Lyceum Society: Horseshoe Crab Copper-Based Circulatory System
Thursday, September 23, 2010
Presented by the Lyceum Society
The Lyceum Society is comprised of the Academy's retired and semi-retired members. Talks cover various scientific fields. All Academy members are welcome. All Lyceum meetings (except December) are Brown Bag lunches. Brown Bag: 11:30 am; Brief-Brief: 12:00pm; Lecture & Discussion: 1pm to 3 pm.
Blue-blooded: Horseshoe Crabs, copper-based circulatory system—
455 Million Years in the Making and in Peril
Horseshoe crabs are well-known as "living fossils," with an ancestry reaching back 455 million years to the doorstep of the Cambrian. They provide food resources for millions of migratory birds each year. For humans, they are a pharmaceutical necessity because their blue blood provides LAL, an extract that detects Gram-negative bacteria, helping to prevent infections from surgery or injected drugs in hospitals around the world. They have been the subject animal for a Nobel Prize award. And, they are just "cool," full of copper-based, blue blood.
Today they are the subject of several assaults. In spite of their longevity, these animals now face growing threats to their continued survival. This talk will cover the dire problems faced by these critical species.
John Tanacredi, PhD
Dr.
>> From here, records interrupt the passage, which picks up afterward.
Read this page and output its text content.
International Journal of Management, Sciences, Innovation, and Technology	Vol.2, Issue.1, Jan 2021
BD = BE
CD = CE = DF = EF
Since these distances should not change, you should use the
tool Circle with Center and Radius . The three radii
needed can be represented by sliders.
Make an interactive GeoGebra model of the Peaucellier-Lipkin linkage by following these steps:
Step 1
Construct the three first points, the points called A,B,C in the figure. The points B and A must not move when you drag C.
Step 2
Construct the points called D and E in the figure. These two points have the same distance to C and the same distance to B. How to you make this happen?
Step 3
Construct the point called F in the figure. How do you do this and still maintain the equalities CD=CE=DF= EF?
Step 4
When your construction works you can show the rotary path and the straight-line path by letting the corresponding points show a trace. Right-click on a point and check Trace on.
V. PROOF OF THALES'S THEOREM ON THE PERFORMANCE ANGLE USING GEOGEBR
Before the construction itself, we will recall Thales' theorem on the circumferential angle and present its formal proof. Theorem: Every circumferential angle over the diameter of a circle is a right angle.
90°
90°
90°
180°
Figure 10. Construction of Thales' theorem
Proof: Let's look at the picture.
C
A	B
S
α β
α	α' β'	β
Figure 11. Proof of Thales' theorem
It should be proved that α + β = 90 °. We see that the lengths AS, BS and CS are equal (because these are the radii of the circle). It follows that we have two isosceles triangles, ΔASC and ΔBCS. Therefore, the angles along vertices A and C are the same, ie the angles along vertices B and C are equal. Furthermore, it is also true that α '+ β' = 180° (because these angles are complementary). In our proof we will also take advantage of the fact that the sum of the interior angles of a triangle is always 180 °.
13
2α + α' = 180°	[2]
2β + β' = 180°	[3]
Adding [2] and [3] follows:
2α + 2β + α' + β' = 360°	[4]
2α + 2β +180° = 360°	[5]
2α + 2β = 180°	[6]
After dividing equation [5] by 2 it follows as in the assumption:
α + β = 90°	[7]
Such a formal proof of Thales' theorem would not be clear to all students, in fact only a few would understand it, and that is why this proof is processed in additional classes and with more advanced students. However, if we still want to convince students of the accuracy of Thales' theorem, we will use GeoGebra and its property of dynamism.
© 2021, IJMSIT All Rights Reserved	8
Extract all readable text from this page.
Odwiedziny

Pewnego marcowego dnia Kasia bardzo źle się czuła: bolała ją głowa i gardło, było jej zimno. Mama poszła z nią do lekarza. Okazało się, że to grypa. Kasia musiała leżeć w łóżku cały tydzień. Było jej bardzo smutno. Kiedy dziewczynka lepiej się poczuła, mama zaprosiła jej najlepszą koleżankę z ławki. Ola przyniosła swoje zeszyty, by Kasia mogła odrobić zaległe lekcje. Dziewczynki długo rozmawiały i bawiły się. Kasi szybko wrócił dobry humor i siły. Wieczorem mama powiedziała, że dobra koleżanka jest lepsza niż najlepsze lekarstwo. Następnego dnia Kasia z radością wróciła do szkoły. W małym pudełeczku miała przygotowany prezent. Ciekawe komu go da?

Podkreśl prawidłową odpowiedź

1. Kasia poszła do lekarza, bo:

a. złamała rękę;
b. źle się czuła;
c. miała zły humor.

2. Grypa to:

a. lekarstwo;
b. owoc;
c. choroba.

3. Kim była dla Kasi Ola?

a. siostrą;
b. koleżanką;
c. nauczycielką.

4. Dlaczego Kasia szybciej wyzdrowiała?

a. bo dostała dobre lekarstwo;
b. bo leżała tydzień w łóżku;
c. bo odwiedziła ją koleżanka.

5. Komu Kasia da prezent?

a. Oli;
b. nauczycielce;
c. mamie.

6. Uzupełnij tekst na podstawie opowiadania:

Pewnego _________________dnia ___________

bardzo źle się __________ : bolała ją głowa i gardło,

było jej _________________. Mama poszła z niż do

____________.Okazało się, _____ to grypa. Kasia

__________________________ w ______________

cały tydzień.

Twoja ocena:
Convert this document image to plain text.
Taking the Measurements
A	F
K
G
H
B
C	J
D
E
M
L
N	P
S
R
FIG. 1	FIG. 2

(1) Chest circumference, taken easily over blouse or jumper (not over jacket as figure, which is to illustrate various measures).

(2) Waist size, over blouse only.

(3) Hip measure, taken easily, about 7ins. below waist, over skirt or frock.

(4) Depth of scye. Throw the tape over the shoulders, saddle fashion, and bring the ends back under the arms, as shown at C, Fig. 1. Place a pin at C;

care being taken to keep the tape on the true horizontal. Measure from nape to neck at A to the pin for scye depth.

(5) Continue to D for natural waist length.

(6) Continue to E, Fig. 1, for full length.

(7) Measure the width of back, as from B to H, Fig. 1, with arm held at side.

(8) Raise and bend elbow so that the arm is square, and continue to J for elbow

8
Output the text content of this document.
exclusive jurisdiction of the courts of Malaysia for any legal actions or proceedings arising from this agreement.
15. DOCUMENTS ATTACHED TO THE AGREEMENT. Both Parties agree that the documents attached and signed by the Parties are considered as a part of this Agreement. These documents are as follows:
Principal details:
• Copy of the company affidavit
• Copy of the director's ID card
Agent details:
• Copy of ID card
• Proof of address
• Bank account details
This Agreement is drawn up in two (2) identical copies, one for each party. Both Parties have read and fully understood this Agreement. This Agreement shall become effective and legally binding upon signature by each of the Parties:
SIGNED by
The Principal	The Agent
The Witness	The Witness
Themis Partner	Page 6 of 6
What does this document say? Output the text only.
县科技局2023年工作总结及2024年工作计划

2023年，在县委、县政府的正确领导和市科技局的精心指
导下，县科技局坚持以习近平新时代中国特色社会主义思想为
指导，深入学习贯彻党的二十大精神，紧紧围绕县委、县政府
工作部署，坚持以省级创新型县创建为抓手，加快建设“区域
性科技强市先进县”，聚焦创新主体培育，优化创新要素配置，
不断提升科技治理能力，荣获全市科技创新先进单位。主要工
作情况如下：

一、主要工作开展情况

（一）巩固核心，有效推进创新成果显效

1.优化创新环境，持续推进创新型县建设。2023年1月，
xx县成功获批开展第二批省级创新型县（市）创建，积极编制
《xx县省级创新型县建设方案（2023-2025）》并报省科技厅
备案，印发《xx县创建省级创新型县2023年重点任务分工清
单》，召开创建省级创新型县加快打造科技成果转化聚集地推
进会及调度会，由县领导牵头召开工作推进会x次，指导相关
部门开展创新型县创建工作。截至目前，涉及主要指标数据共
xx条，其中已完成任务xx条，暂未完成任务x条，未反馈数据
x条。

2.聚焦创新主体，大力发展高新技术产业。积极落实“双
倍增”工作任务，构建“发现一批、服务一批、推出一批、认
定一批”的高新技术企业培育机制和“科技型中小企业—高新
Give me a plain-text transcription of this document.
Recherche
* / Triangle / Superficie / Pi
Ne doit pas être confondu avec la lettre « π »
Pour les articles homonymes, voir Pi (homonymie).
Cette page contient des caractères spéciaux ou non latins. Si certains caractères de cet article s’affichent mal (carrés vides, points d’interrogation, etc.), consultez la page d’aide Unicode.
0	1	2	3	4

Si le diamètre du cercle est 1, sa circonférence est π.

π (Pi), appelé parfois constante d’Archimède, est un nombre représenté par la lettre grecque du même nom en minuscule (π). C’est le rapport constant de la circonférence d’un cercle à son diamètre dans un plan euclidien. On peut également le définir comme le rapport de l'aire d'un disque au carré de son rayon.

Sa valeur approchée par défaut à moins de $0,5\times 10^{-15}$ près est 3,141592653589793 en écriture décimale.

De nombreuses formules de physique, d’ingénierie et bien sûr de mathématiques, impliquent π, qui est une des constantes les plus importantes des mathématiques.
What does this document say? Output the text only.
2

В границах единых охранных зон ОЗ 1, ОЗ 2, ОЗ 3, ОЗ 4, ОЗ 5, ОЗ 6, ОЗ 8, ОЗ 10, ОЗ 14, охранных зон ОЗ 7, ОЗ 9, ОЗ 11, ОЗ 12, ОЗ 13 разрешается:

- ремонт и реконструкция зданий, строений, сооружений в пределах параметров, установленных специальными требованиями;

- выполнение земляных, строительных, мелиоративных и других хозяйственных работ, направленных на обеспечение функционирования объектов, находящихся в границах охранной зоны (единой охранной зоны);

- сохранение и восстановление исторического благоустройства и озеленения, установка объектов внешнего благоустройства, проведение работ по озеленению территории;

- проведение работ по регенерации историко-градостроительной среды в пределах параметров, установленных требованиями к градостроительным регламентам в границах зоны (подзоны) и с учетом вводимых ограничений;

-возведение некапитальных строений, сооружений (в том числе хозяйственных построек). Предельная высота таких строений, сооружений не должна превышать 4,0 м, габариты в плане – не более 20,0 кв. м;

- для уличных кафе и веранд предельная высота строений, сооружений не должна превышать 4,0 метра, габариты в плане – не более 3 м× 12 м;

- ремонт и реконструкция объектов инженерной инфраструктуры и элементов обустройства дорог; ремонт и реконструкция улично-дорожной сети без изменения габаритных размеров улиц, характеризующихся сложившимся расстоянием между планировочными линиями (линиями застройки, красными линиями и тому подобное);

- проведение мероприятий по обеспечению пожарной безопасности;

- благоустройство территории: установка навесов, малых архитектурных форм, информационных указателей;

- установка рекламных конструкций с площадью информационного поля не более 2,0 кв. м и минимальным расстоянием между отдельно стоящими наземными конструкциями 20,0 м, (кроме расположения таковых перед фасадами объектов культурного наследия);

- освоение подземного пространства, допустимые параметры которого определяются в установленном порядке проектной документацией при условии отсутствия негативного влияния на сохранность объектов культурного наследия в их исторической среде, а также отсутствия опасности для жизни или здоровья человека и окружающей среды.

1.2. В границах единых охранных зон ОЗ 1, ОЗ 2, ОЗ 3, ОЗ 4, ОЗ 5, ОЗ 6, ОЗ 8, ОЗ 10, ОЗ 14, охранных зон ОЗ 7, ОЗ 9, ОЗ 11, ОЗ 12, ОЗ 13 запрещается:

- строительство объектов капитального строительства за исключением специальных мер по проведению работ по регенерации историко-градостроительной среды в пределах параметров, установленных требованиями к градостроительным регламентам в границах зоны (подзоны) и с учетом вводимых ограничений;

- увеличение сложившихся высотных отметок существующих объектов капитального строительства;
Tanacredi is currently Chair, Department of Earth and Marine Sciences and Director, Center for Estuarine, Environmental and Coastal Oceans Monitoring at Dowling College in Oakdale, NY. Earlier in his career, he was a Research Associate, Department of Invertebrate Zoology, American Museum of Natural History, and a Research Associate, Deputy Director, Aquatic Research and Environmental Assessment Center, Brooklyn College, CUNY.
Dr. Tanacredi is the quintessential interdisciplinarian internationalist. From Easter Island to the Caribbean, on both U.S. coasts, he was a Hurricane Hunter for the U.S. Navy (1968-70), and managed research vessels for the National Park Service. He is the author of countless peer-reviewed articles and many books, the latest due out late 2010: The Redesigned Earth: Ecological Principles for Engineers.